Tuesday, July 29, 2014

Higher Education

Higher Education:. 
Higher education, post-secondary education, tertiary education or third level education is an optional final stage of formal learning that occurs after secondary education. Often delivered at universities academies, colleges, seminaries, and institutes of  technology, higher education is also available through certain college level institutions, including vocational school, trade schools, and other career colleges that award academic degree or professional certifications.  The right of access to higher education is mentioned in a number of international human rights instruments. The UN International Covenant on Economic, Social and Cultural Rights of 1966 declares, in Article 13, that "higher education shall be made equally accessible to all, on the basis of capacity, by  every appropriate means, and in particular by the progressive introduction". In Europe, Article 2 of the First Protocol to the European Convention on Human Rights, adopted in 1950, obliges all signatory parties to guarantee the right to education.

Overview of Higher Education:.
Higher education is an educational level that follows a completion of a school providing a secondary education, such as a high school, secondary school, or gymnasium. Tertiary education is normally taken to include undergraduate and postgraduate education, as well as vocational education and training. Colleges, universities and institute of technology are the main institutions that provide tertiary education. Examples of institutions that provide post-secondary education are vocational school, community colleges, independent colleges, and universities in the United State, the institutes of technical and further education in Australia, pre-university colleges in Quebec, and the IEKs in Greece. They are sometimes known collectively as tertiary institutions. Completion of a tertiary education program of study generally results in the awarding of certificates, diplomas, or academic degrees.
Higher education includes teaching, research, exacting applied work, and social services activities of universities. Within the realm of teaching, it includes both the undergraduate level, and beyond that, graduate level. The latter level of  education is often referred to as graduate school, especially in North America.
In many developed countries, a high proportion of the population , now enter higher education at some time in their lives. Higher education is therefore very important to national economies, both as a significant industry in its own right and as a source of trained and educated personnel for the rest of the economy. College educated workers command a significant wage premium and are much less likely to become unemployed than less educated workers.
There are two types of higher education in the UK higher academic education , and higher vocational education. Higher education in the United States and Canada specifically refers to post-secondary institutions that offer Associate's degrees, Bachelor's degrees. Master's degrees, education Specialist degrees or Doctor of Philosophy degrees, or their equivalents, and also higher professional degrees in areas such as dentistry, law, medicine, optometry, pharmacology and veterinary medicine.
Such institutions may also offer non-degree certificates, which indicate completion of a set of courses comprising a body of knowledge on a  particular topic, but the granting of such certificates is not the primary purpose of the institutions. Tertiary education is not a term used in reference to post secondary institutions in the United States or Canada.

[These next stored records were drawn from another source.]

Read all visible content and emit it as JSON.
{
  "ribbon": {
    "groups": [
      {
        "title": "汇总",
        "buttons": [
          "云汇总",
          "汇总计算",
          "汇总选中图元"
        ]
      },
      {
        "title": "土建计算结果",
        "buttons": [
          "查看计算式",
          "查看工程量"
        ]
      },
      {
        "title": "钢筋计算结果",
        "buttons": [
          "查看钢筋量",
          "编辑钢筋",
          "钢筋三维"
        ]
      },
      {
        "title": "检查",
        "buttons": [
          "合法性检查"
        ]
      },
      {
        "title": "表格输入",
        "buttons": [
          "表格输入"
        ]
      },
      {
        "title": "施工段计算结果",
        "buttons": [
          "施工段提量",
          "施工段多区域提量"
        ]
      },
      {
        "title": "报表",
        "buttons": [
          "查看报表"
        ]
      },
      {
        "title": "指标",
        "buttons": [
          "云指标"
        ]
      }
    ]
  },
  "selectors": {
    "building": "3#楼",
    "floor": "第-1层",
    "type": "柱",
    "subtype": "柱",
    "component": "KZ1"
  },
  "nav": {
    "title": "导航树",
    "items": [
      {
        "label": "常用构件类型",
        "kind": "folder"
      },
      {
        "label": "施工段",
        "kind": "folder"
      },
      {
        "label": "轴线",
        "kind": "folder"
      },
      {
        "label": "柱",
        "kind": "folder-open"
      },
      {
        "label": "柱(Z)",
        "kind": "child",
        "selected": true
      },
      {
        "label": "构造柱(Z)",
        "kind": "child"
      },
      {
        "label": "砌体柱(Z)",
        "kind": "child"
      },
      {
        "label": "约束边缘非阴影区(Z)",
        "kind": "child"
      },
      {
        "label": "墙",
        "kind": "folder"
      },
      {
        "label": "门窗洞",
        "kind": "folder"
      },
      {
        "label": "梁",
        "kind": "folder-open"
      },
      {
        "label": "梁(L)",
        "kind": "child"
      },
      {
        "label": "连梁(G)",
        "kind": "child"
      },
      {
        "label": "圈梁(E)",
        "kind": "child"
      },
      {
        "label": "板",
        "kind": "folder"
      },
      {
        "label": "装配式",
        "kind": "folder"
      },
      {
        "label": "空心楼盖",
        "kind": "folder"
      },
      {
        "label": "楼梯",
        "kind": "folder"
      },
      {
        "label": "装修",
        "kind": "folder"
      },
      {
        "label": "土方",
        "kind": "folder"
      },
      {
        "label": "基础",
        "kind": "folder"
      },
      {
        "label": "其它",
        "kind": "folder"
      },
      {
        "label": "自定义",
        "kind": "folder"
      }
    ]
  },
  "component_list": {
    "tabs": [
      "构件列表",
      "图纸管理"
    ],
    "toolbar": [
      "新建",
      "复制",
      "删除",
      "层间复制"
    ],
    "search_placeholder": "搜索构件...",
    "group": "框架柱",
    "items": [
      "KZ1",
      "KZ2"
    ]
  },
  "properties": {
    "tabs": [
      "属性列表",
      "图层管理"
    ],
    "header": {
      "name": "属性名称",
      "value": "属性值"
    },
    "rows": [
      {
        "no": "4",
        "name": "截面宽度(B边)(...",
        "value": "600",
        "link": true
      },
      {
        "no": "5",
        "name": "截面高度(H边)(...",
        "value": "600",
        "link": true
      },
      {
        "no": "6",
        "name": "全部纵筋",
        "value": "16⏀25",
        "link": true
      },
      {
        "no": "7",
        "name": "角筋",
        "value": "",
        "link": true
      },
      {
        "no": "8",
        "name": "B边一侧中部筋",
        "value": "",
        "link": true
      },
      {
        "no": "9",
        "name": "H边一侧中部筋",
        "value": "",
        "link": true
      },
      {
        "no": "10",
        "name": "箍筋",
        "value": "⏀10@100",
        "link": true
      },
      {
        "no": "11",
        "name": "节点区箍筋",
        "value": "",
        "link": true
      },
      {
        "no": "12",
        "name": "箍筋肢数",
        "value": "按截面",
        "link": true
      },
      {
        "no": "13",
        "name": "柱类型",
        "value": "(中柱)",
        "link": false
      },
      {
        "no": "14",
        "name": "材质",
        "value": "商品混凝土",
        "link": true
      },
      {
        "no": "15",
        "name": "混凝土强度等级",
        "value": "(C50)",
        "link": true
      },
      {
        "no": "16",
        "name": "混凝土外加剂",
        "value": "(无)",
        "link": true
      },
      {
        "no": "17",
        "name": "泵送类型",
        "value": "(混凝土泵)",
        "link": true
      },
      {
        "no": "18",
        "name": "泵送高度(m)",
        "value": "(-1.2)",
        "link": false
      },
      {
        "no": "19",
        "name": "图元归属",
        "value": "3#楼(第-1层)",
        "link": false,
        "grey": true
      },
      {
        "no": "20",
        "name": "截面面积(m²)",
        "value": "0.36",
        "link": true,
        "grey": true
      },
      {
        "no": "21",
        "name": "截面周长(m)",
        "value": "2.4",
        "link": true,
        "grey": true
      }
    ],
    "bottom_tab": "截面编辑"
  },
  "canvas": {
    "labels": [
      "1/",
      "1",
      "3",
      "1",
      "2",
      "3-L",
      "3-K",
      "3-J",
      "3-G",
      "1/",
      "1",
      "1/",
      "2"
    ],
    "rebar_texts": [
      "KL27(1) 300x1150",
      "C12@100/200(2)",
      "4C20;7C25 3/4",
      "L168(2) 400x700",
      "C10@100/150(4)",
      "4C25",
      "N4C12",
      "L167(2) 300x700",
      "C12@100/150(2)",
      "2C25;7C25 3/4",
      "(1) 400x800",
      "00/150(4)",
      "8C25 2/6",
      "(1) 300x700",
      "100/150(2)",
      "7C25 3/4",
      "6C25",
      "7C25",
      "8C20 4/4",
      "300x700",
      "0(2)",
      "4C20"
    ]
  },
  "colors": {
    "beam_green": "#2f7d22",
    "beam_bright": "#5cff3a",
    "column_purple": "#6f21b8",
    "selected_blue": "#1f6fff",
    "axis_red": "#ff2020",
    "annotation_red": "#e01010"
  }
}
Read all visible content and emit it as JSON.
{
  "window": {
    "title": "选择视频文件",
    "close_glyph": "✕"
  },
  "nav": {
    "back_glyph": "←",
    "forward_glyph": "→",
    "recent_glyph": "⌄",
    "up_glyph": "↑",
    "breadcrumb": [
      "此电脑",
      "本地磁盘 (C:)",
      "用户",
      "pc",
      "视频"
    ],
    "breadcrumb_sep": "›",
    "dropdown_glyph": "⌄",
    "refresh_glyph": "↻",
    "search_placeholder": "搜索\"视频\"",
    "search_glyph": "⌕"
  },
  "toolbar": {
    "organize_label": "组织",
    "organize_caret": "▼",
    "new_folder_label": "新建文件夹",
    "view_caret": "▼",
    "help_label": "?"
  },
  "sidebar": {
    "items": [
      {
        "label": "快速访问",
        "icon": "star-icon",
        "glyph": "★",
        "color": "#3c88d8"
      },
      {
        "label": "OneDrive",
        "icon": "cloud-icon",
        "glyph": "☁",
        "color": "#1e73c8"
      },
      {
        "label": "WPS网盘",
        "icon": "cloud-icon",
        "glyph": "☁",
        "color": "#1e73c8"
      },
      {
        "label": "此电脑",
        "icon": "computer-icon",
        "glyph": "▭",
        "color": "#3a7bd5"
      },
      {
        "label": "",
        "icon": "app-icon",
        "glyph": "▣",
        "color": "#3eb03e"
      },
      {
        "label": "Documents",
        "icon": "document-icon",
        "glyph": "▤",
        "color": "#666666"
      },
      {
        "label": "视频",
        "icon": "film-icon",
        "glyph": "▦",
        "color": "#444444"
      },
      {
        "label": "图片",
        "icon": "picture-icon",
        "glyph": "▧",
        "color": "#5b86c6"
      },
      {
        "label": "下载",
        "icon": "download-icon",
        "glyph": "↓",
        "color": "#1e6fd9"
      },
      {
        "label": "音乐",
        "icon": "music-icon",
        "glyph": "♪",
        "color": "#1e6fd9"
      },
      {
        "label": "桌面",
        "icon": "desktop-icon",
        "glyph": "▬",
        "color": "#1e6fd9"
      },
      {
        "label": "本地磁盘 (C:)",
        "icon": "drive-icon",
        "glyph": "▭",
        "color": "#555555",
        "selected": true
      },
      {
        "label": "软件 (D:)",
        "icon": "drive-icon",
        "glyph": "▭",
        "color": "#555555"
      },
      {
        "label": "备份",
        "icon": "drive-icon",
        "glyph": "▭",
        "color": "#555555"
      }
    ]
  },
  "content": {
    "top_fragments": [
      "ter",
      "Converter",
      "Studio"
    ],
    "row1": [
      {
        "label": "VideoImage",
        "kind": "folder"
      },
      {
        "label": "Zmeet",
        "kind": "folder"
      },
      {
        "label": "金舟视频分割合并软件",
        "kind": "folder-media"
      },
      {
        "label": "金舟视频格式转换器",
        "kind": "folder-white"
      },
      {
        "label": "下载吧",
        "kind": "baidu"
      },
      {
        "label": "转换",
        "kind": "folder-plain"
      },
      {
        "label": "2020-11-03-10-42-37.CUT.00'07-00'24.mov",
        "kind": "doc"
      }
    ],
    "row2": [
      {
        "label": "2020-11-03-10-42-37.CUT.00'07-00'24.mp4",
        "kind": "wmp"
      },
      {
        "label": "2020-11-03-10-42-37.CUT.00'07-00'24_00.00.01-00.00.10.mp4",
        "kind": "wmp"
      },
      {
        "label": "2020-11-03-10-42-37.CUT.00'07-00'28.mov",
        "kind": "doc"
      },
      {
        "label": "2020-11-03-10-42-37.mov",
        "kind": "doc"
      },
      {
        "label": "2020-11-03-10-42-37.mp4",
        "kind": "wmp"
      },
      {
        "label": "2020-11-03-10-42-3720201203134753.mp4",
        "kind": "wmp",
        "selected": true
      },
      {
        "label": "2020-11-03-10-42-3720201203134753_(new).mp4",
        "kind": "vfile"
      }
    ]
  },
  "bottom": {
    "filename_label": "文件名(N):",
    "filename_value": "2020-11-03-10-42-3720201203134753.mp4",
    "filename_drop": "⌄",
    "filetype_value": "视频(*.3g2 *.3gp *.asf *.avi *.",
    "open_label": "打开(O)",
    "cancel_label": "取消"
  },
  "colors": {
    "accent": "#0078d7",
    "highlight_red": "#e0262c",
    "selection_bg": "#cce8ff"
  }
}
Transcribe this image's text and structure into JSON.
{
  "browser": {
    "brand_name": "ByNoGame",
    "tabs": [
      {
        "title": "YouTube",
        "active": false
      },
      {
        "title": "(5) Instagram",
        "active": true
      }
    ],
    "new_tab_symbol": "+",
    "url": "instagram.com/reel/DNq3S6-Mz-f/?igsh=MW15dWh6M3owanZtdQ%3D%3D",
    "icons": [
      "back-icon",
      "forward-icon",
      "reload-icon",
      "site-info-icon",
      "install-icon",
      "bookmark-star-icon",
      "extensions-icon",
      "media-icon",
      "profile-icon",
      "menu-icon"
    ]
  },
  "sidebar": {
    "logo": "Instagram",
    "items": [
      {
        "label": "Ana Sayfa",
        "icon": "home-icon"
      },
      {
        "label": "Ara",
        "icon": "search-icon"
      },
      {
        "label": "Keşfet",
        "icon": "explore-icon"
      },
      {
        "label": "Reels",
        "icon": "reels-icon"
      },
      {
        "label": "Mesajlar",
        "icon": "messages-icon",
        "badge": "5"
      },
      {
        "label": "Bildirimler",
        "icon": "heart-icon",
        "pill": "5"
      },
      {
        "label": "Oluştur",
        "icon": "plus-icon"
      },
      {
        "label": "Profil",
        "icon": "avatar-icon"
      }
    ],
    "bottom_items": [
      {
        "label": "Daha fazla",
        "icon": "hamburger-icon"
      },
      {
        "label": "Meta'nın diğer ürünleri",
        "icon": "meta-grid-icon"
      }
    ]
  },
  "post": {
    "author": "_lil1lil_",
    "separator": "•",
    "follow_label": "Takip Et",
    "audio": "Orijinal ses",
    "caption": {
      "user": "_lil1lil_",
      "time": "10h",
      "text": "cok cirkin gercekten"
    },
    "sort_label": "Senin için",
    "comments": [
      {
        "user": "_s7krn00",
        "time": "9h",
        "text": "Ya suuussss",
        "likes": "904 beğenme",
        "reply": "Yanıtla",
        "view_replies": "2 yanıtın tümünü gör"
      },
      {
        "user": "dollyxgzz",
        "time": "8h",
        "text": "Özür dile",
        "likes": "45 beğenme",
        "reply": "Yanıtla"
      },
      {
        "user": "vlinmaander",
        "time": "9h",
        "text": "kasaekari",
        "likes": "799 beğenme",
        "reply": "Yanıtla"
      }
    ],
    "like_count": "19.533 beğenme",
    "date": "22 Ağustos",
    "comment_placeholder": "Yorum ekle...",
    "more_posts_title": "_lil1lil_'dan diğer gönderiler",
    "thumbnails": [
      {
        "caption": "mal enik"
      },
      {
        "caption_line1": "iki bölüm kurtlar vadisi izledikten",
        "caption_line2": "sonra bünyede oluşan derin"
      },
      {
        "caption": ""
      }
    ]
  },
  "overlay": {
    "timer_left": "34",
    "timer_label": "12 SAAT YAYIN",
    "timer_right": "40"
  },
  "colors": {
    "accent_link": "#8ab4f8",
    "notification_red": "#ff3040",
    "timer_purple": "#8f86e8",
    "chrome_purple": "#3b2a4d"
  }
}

Entrance Standards:. Reading, Mathematics and writing 
Demonstrated ability in reading, mathematics, and writing, as typically measured in the United States by the SAT or similar tests such as the ACT, have often replaced colleges' individual entrance exams, and is often required for admission to higher education. There is some question as to whether advance mathematical skills or talent are in fact necessary for field such as history, English, philosophy, or art.